State Department spokeswoman said she did not know of anyone at State that screened the movie, though it is not clear still if State officials knew how the movie ended.
“I did not come across anyone who saw the movie in advance,” Spokeswoman Jen Psaki said in an interview Thursday on CNN’s The Lead with Jake Tapper. “It is a normal part of the process for us to consult with the private sector, including movie companies, to talk about issues in the world. And we’re certainly the experts on that. And that happened in this case as well. But, no, we don’t sign off on the content of movies.”
Sen. John McCain on Friday said the cyberattack amounted to “an act of war” on Friday and said the U.S. should retaliate in kind with cyberwarfare.
“This is the greatest blow to free speech that I’ve seen in my lifetime probably,” McCain said Friday on Arizona radio station KFYI 550’s “The Mike Broomhead Show.” “We have to respond in kind. We have lots of capability in cyber and we ought to start cranking that up.”
McCain plans to hold a cybersecurity hearing into the Sony hack in the first two weeks of the next Congress, when he takes over as the chairman of the Armed Services Committee.
Assistant Attorney General for National Security John Carlin applauded Sony’s cooperation with investigators and said the government will continue to “address this and other threats” with partners like Sony.

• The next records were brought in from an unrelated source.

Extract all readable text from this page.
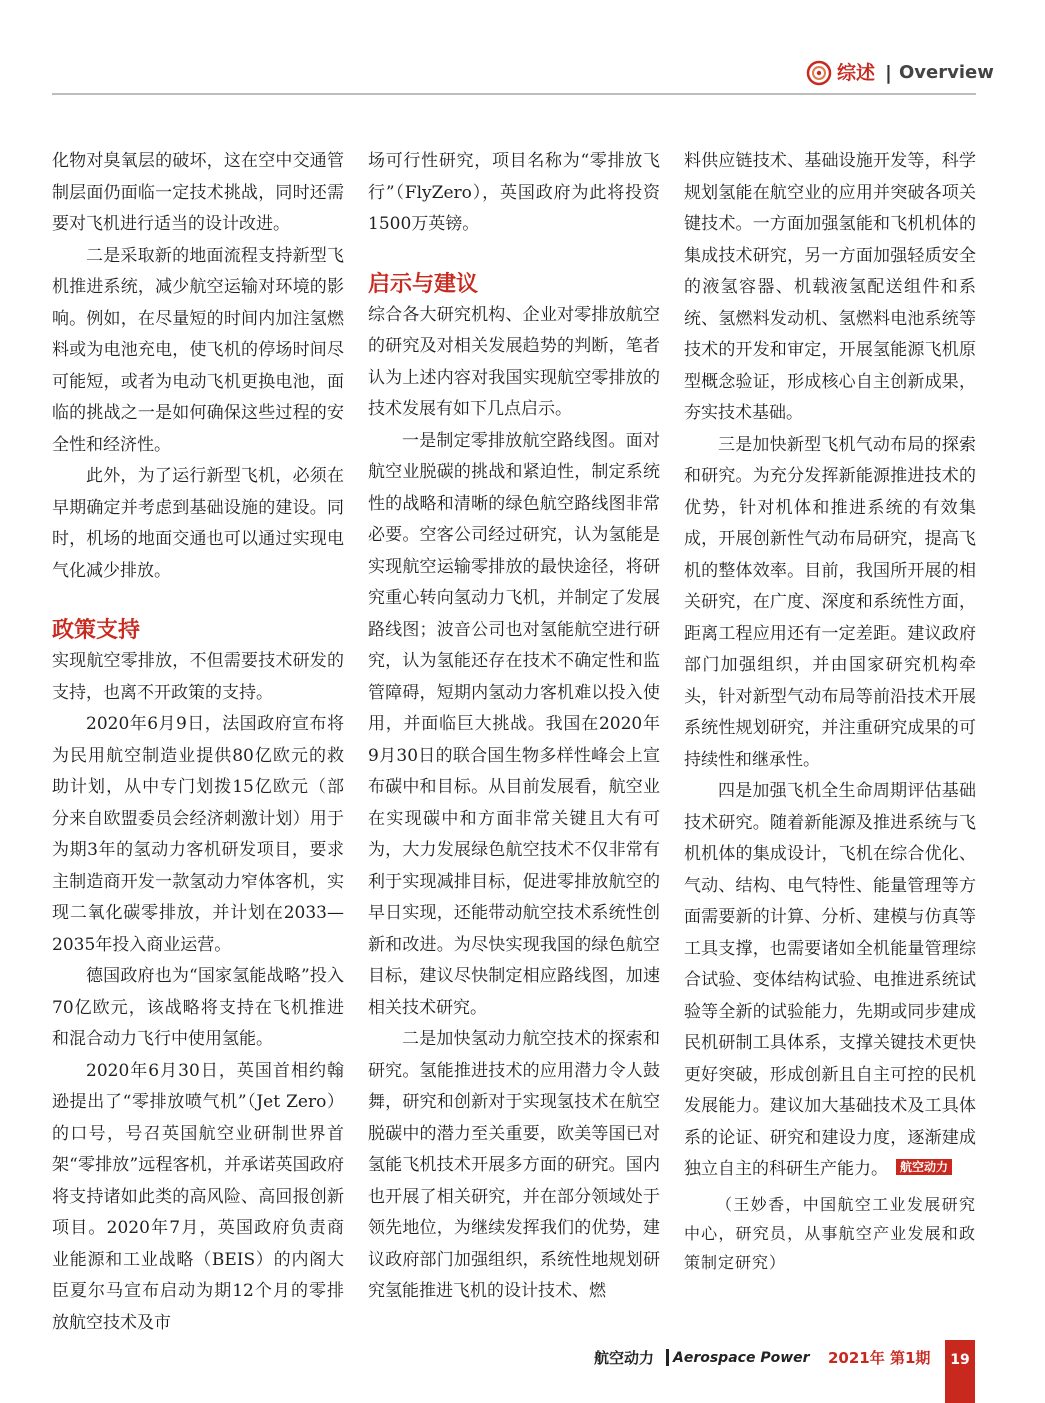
综述 | Overview

化物对臭氧层的破坏，这在空中交通管制层面仍面临一定技术挑战，同时还需要对飞机进行适当的设计改进。

二是采取新的地面流程支持新型飞机推进系统，减少航空运输对环境的影响。例如，在尽量短的时间内加注氢燃料或为电池充电，使飞机的停场时间尽可能短，或者为电动飞机更换电池，面临的挑战之一是如何确保这些过程的安全性和经济性。

此外，为了运行新型飞机，必须在早期确定并考虑到基础设施的建设。同时，机场的地面交通也可以通过实现电气化减少排放。

政策支持

实现航空零排放，不但需要技术研发的支持，也离不开政策的支持。

2020年6月9日，法国政府宣布将为民用航空制造业提供80亿欧元的救助计划，从中专门划拨15亿欧元（部分来自欧盟委员会经济刺激计划）用于为期3年的氢动力客机研发项目，要求主制造商开发一款氢动力窄体客机，实现二氧化碳零排放，并计划在2033—2035年投入商业运营。

德国政府也为“国家氢能战略”投入70亿欧元，该战略将支持在飞机推进和混合动力飞行中使用氢能。

2020年6月30日，英国首相约翰逊提出了“零排放喷气机”（Jet Zero）的口号，号召英国航空业研制世界首架“零排放”远程客机，并承诺英国政府将支持诸如此类的高风险、高回报创新项目。2020年7月，英国政府负责商业能源和工业战略（BEIS）的内阁大臣夏尔马宣布启动为期12个月的零排放航空技术及市

场可行性研究，项目名称为“零排放飞行”（FlyZero），英国政府为此将投资1500万英镑。

启示与建议

综合各大研究机构、企业对零排放航空的研究及对相关发展趋势的判断，笔者认为上述内容对我国实现航空零排放的技术发展有如下几点启示。

一是制定零排放航空路线图。面对航空业脱碳的挑战和紧迫性，制定系统性的战略和清晰的绿色航空路线图非常必要。空客公司经过研究，认为氢能是实现航空运输零排放的最快途径，将研究重心转向氢动力飞机，并制定了发展路线图；波音公司也对氢能航空进行研究，认为氢能还存在技术不确定性和监管障碍，短期内氢动力客机难以投入使用，并面临巨大挑战。我国在2020年9月30日的联合国生物多样性峰会上宣布碳中和目标。从目前发展看，航空业在实现碳中和方面非常关键且大有可为，大力发展绿色航空技术不仅非常有利于实现减排目标，促进零排放航空的早日实现，还能带动航空技术系统性创新和改进。为尽快实现我国的绿色航空目标，建议尽快制定相应路线图，加速相关技术研究。

二是加快氢动力航空技术的探索和研究。氢能推进技术的应用潜力令人鼓舞，研究和创新对于实现氢技术在航空脱碳中的潜力至关重要，欧美等国已对氢能飞机技术开展多方面的研究。国内也开展了相关研究，并在部分领域处于领先地位，为继续发挥我们的优势，建议政府部门加强组织，系统性地规划研究氢能推进飞机的设计技术、燃

料供应链技术、基础设施开发等，科学规划氢能在航空业的应用并突破各项关键技术。一方面加强氢能和飞机机体的集成技术研究，另一方面加强轻质安全的液氢容器、机载液氢配送组件和系统、氢燃料发动机、氢燃料电池系统等技术的开发和审定，开展氢能源飞机原型概念验证，形成核心自主创新成果，夯实技术基础。

三是加快新型飞机气动布局的探索和研究。为充分发挥新能源推进技术的优势，针对机体和推进系统的有效集成，开展创新性气动布局研究，提高飞机的整体效率。目前，我国所开展的相关研究，在广度、深度和系统性方面，距离工程应用还有一定差距。建议政府部门加强组织，并由国家研究机构牵头，针对新型气动布局等前沿技术开展系统性规划研究，并注重研究成果的可持续性和继承性。

四是加强飞机全生命周期评估基础技术研究。随着新能源及推进系统与飞机机体的集成设计，飞机在综合优化、气动、结构、电气特性、能量管理等方面需要新的计算、分析、建模与仿真等工具支撑，也需要诸如全机能量管理综合试验、变体结构试验、电推进系统试验等全新的试验能力，先期或同步建成民机研制工具体系，支撑关键技术更快更好突破，形成创新且自主可控的民机发展能力。建议加大基础技术及工具体系的论证、研究和建设力度，逐渐建成独立自主的科研生产能力。 航空动力

（王妙香，中国航空工业发展研究中心，研究员，从事航空产业发展和政策制定研究）

航空动力 Aerospace Power 2021年 第1期	19
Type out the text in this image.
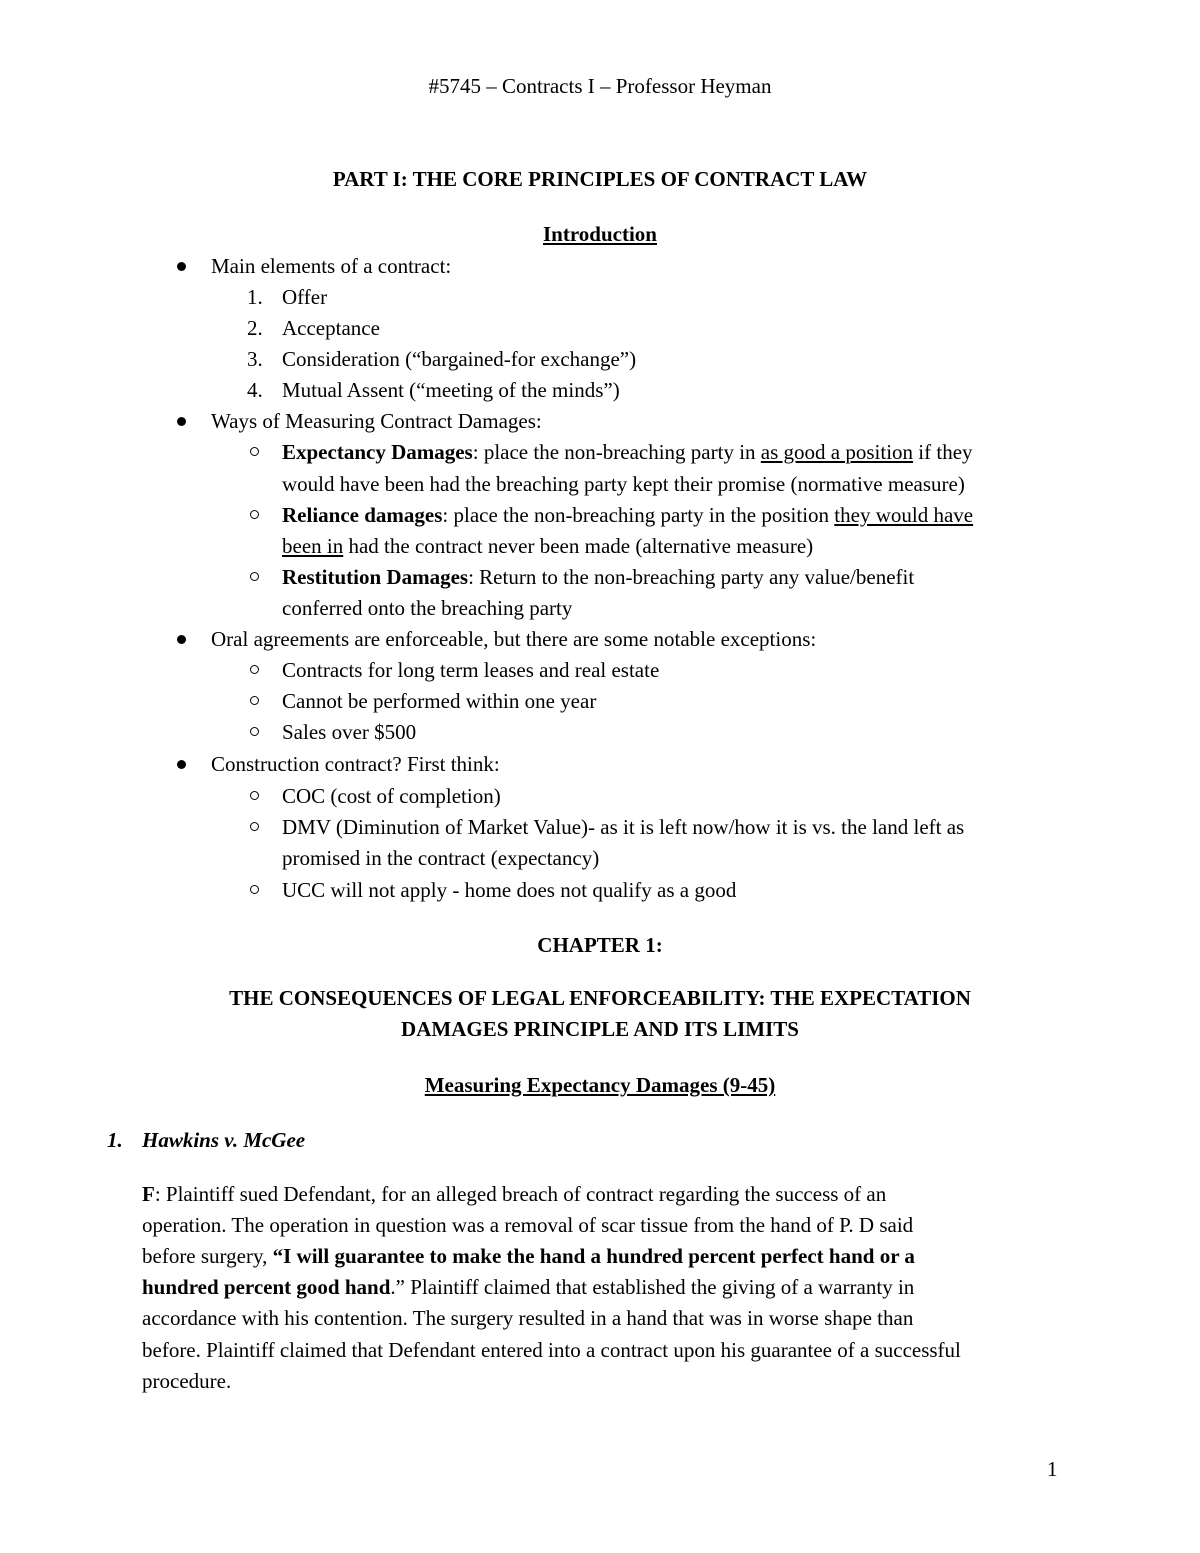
#5745 – Contracts I – Professor Heyman
PART I: THE CORE PRINCIPLES OF CONTRACT LAW
Introduction
Main elements of a contract:
1. Offer
2. Acceptance
3. Consideration (“bargained-for exchange”)
4. Mutual Assent (“meeting of the minds”)
Ways of Measuring Contract Damages:
Expectancy Damages: place the non-breaching party in as good a position if they
would have been had the breaching party kept their promise (normative measure)
Reliance damages: place the non-breaching party in the position they would have
been in had the contract never been made (alternative measure)
Restitution Damages: Return to the non-breaching party any value/benefit
conferred onto the breaching party
Oral agreements are enforceable, but there are some notable exceptions:
Contracts for long term leases and real estate
Cannot be performed within one year
Sales over $500
Construction contract? First think:
COC (cost of completion)
DMV (Diminution of Market Value)- as it is left now/how it is vs. the land left as
promised in the contract (expectancy)
UCC will not apply - home does not qualify as a good
CHAPTER 1:
THE CONSEQUENCES OF LEGAL ENFORCEABILITY: THE EXPECTATION
DAMAGES PRINCIPLE AND ITS LIMITS
Measuring Expectancy Damages (9-45)
1. Hawkins v. McGee
F: Plaintiff sued Defendant, for an alleged breach of contract regarding the success of an
operation. The operation in question was a removal of scar tissue from the hand of P. D said
before surgery, “I will guarantee to make the hand a hundred percent perfect hand or a
hundred percent good hand.” Plaintiff claimed that established the giving of a warranty in
accordance with his contention. The surgery resulted in a hand that was in worse shape than
before. Plaintiff claimed that Defendant entered into a contract upon his guarantee of a successful
procedure.
1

“We follow the facts and evidence wherever they lead, to identify the fingers at the keyboards that threaten our people, our companies, and our national security,” Carlin said. “Identifying those responsible for these attacks is only the first step, and we will continue to do our part to protect and defend our nation from the asymmetric threats posed through cyberspace.”
Elise Labott contributed to this report.